En 2007, une toute jeune actrice de 20 ans nous laissait pantois avec son impressionnante interprétation dans La Graine et le mulet d’Abdellatif Kechiche où elle incarnait une adolescente prête à tout pour sauver la petite entreprise de son père de cœur… Un rôle qui valait directement à la débutante un prix d’Interprétation à Venise. 12 ans et une petite trentaine de films plus tard, Hafsia Herzi est passée une première fois de l’autre côté de la caméra pour Tu mérites un amour, chronique à la fois tendre, lucide et parfois burlesque d’un chagrin d’amour, tournée l’espace d’un été et déjà sélectionnée à Cannes.
Mais depuis bientôt 15 ans, Hafsia Herzi mûrissait son grand projet : faire le portrait d’une de ces mères courage qu’elle a croisées pendant son enfance vécue dans les quartiers Nord de Marseille. Un projet qu’elle a fini, à force de ténacité et de conviction, par concrétiser. La très belle première séquence nous fait découvrir Nora, qui part de sa cité aux aurores, prend plusieurs correspondances de bus pour rejoindre au prix d’un trajet interminable l’aéroport de Marignane où elle fait partie de l’équipe d’entretien des avions. Mais comme beaucoup de femmes des quartiers populaires souvent issues de l’immigration, Nora vit la triple journée : une fois son travail terminé à l’aéroport, elle se rend ensuite chez une dame âgée dont elle est l’aide de vie et avec qui elle entretient, on le devine, un rapport d’amitié qui n’a que faire des classes sociales et de l’identité culturelle. Et enfin, quand elle rentre chez elle, c’est à sa nombreuse et tumultueuse famille qu’elle doit se consacrer : son fils, nounours gentiment glandeur à qui elle passe tout, sa fille, jeune mère qui combat la précarité, et son petit-fils à qui manque terriblement un père tombé en prison après un braquage qui a mal tourné.
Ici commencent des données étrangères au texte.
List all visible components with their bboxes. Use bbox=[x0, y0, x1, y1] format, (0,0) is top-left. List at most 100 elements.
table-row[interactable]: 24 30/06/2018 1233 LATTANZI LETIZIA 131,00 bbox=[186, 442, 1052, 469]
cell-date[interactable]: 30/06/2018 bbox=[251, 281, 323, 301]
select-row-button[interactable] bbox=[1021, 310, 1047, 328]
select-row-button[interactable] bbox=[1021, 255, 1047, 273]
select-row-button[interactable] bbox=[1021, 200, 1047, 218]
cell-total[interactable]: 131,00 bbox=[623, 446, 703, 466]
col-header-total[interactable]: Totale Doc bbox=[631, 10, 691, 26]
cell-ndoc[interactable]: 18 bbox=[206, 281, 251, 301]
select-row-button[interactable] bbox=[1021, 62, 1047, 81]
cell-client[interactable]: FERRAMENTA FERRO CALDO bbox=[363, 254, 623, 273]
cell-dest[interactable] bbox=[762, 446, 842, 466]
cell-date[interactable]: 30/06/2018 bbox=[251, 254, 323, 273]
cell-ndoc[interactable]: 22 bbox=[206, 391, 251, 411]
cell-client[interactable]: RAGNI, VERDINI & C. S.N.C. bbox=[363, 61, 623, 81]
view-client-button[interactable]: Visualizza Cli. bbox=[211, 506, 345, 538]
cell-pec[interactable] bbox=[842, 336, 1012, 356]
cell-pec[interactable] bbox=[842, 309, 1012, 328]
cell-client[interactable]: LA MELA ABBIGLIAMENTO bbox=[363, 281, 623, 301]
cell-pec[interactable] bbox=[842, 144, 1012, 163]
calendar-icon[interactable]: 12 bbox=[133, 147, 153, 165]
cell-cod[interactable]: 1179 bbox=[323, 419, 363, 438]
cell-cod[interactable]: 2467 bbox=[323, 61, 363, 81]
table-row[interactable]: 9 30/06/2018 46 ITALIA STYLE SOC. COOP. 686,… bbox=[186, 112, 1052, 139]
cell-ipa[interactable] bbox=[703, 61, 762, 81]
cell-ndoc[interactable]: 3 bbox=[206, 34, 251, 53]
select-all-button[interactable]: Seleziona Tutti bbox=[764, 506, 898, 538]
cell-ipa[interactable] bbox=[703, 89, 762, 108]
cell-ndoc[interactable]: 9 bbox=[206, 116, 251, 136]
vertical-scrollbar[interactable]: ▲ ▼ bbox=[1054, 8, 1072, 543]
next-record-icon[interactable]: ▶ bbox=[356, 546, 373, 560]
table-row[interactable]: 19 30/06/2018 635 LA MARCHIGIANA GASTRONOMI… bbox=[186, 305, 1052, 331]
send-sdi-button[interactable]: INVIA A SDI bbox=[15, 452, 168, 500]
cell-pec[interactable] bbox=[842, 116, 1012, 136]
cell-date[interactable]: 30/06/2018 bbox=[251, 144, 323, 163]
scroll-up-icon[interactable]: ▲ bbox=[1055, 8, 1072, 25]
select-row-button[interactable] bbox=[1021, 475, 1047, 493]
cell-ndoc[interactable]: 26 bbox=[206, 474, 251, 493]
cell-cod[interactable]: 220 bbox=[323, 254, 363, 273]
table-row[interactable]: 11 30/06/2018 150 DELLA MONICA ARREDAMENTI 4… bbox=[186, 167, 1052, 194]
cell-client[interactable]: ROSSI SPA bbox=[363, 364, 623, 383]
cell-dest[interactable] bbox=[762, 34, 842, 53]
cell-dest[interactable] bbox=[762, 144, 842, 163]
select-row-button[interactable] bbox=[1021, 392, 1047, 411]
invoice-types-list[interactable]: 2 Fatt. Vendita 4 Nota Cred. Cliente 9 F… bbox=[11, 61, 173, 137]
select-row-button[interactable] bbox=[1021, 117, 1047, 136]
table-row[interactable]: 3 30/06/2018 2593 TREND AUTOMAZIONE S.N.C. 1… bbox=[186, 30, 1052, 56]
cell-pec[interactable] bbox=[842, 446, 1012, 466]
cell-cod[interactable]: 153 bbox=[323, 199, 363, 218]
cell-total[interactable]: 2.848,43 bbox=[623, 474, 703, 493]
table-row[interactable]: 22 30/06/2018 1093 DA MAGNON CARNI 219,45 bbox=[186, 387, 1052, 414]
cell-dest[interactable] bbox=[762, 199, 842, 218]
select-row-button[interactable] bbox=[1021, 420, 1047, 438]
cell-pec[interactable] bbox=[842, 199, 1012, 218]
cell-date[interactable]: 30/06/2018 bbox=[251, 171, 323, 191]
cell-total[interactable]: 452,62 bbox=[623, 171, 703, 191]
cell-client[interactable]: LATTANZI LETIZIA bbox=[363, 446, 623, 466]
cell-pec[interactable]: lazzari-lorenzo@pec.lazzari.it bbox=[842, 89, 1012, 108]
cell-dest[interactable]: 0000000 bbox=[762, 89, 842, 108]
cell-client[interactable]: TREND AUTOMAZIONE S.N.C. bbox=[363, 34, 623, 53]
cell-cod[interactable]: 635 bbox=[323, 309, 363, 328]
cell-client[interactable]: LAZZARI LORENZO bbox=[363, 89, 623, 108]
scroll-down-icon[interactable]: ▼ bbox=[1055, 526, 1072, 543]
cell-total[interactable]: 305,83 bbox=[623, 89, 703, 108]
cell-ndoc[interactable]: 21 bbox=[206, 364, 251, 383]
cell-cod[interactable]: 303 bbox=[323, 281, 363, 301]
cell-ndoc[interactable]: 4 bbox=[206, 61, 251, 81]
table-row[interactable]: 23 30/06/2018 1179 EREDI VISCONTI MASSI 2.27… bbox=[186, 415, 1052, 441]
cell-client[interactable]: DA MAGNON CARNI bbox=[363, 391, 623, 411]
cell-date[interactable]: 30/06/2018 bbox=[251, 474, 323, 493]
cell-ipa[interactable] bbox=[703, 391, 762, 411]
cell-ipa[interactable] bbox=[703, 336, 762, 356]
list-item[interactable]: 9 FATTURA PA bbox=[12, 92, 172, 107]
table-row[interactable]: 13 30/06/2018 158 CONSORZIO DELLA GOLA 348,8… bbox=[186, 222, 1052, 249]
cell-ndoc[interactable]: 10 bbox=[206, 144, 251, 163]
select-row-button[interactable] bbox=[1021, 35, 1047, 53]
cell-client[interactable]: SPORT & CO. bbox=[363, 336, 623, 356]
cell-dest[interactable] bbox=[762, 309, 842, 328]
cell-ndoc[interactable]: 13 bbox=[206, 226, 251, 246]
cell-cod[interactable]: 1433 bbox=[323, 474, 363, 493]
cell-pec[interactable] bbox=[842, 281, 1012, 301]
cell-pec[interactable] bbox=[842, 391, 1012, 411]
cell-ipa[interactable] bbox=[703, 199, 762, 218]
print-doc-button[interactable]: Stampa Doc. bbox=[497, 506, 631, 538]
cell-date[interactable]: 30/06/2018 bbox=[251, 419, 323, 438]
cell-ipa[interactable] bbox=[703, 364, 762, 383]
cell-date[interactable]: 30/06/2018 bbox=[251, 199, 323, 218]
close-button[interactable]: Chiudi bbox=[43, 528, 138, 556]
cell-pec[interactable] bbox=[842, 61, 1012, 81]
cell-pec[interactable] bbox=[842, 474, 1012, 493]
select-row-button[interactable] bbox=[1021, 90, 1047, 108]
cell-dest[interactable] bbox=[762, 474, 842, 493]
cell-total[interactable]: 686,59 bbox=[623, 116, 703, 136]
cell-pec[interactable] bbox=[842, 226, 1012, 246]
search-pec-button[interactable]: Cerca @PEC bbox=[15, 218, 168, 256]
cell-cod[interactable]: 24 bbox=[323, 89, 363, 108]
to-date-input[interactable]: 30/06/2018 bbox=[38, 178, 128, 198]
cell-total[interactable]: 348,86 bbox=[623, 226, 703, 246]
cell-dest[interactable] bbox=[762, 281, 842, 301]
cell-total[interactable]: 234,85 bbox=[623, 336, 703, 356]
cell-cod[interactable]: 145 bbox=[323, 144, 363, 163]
C’est une chronique familiale et intimiste très juste, souvent extrêmement touchante, qui permet à Hafsia Herzi de restituer superbement tous les aspects de la vie des gens qui ont toujours été ses proches : le quotidien âpre et parfois violent dans des quartiers que la puissance publique a abandonnés, la menace de la prison, qui touche et sépare bien des familles, mais aussi l’amour et la solidarité de ceux qui ont si peu et qui transcendent – n’en déplaisent aux chroniqueurs fachos de C-News – les questions d’identité. Les merveilleuses scènes de partage entre les agents d’entretien de Marignane ne sont pas sans rappeler celles entre les ouvriers ou les cheminots des films de Ken Loach.
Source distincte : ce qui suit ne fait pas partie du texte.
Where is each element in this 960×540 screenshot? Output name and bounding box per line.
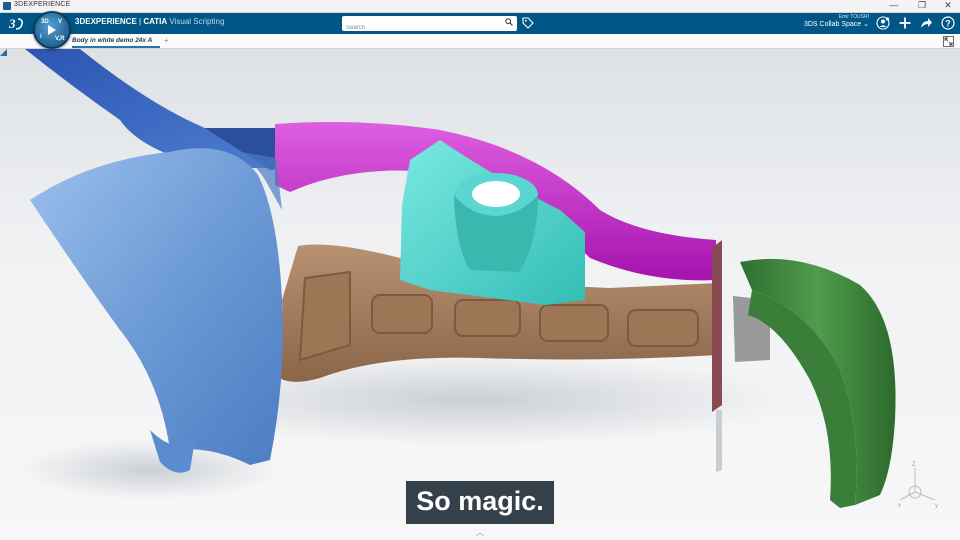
- bracket-hole: [472, 181, 520, 207]
- chevron-down-icon: ⌄: [863, 21, 869, 28]
- share-icon[interactable]: [919, 16, 933, 30]
- chevron-up-icon[interactable]: ︿: [475, 529, 485, 537]
- add-icon[interactable]: [898, 16, 912, 30]
- os-title-bar: 3DEXPERIENCE — ❐ ✕: [0, 0, 960, 13]
- tab-bar: Body in white demo 24x A +: [0, 34, 960, 49]
- close-button[interactable]: ✕: [936, 0, 960, 12]
- search-icon[interactable]: [505, 18, 513, 26]
- caption-overlay: So magic.: [0, 481, 960, 524]
- compass-quadrant-i[interactable]: i: [40, 34, 42, 40]
- search-input[interactable]: [346, 21, 496, 35]
- 3ds-logo-icon[interactable]: 3: [8, 15, 26, 32]
- search-field[interactable]: [342, 16, 517, 35]
- tag-icon[interactable]: [522, 17, 534, 29]
- app-name: Visual Scripting: [167, 17, 225, 26]
- fullscreen-icon[interactable]: [943, 36, 954, 47]
- brand-product: CATIA: [143, 17, 168, 26]
- top-bar: 3 3DEXPERIENCE | CATIA Visual Scripting …: [0, 13, 960, 35]
- compass-quadrant-vr[interactable]: V,R: [55, 36, 64, 42]
- 3d-viewport[interactable]: Z x y So magic. ︿: [0, 49, 960, 540]
- window-title: 3DEXPERIENCE: [14, 1, 71, 8]
- user-info[interactable]: Emir TOUSRI 3DS Collab Space ⌄: [804, 14, 869, 30]
- part-plate-reflection: [716, 410, 722, 472]
- app-window-icon: [3, 2, 11, 10]
- play-icon[interactable]: [48, 25, 56, 35]
- caption-text: So magic.: [406, 481, 554, 524]
- part-fender-panel[interactable]: [30, 148, 283, 465]
- minimize-button[interactable]: —: [882, 0, 906, 12]
- axis-z-label: Z: [912, 462, 916, 468]
- 3d-model-render[interactable]: Z x y: [0, 49, 960, 540]
- app-title: 3DEXPERIENCE | CATIA Visual Scripting: [75, 17, 224, 26]
- maximize-button[interactable]: ❐: [910, 0, 934, 12]
- collab-space-selector[interactable]: 3DS Collab Space ⌄: [804, 20, 869, 30]
- svg-text:3: 3: [8, 16, 16, 31]
- compass-quadrant-v[interactable]: V: [58, 19, 62, 25]
- tab-body-in-white[interactable]: Body in white demo 24x A: [72, 37, 152, 44]
- help-icon[interactable]: ?: [941, 16, 955, 30]
- add-tab-button[interactable]: +: [164, 36, 169, 45]
- share-user-icon[interactable]: [876, 16, 890, 30]
- brand-prefix: 3DEXPERIENCE: [75, 17, 137, 26]
- resize-grip-icon[interactable]: [0, 49, 7, 56]
- svg-text:?: ?: [945, 19, 951, 29]
- part-thin-plate[interactable]: [712, 240, 722, 412]
- collab-space-label: 3DS Collab Space: [803, 21, 862, 28]
- compass-icon[interactable]: 3D V i V,R: [33, 11, 71, 49]
- tab-active-indicator: [72, 46, 160, 48]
Et puis il y a la marque de fabrique Hafsia Herzi : ce sens de l’humour indéfectible qui est aussi l’arme des petites gens, des sans-dents et autres catégories ignorées des dominants, et qui donne au récit de savoureux moments de respiration. C’est notamment le cas avec cette géniale histoire de filles qui se font des pépètes en assouvissant les penchants masochistes de quelques notables des quartiers Sud. Une anecdote parfaitement authentique, racontée par une de ses copines à une Hafsia adolescente et médusée. Et un joli pied de nez en passant à la supériorité de classe patriarcale !
Pour couronner le tout, Hafsia Herzi filme magnifiquement sa ville et son quartier qui, bien qu’il soit devenu l’un des plus dangereux d’Europe, porte une beauté brisée, poche de misère et de couleur, mais aussi de fierté au-dessus de la mer, loin des secteurs branchés qui font le bonheur des Parisiens en week-end. Du coup, face à tant de talent, on ne sait pas si c’est devant ou derrière la caméra qu’on est le plus impatient de retrouver prochainement Hafsia Herzi. Peu importe, ce sera de toute façon du bonheur.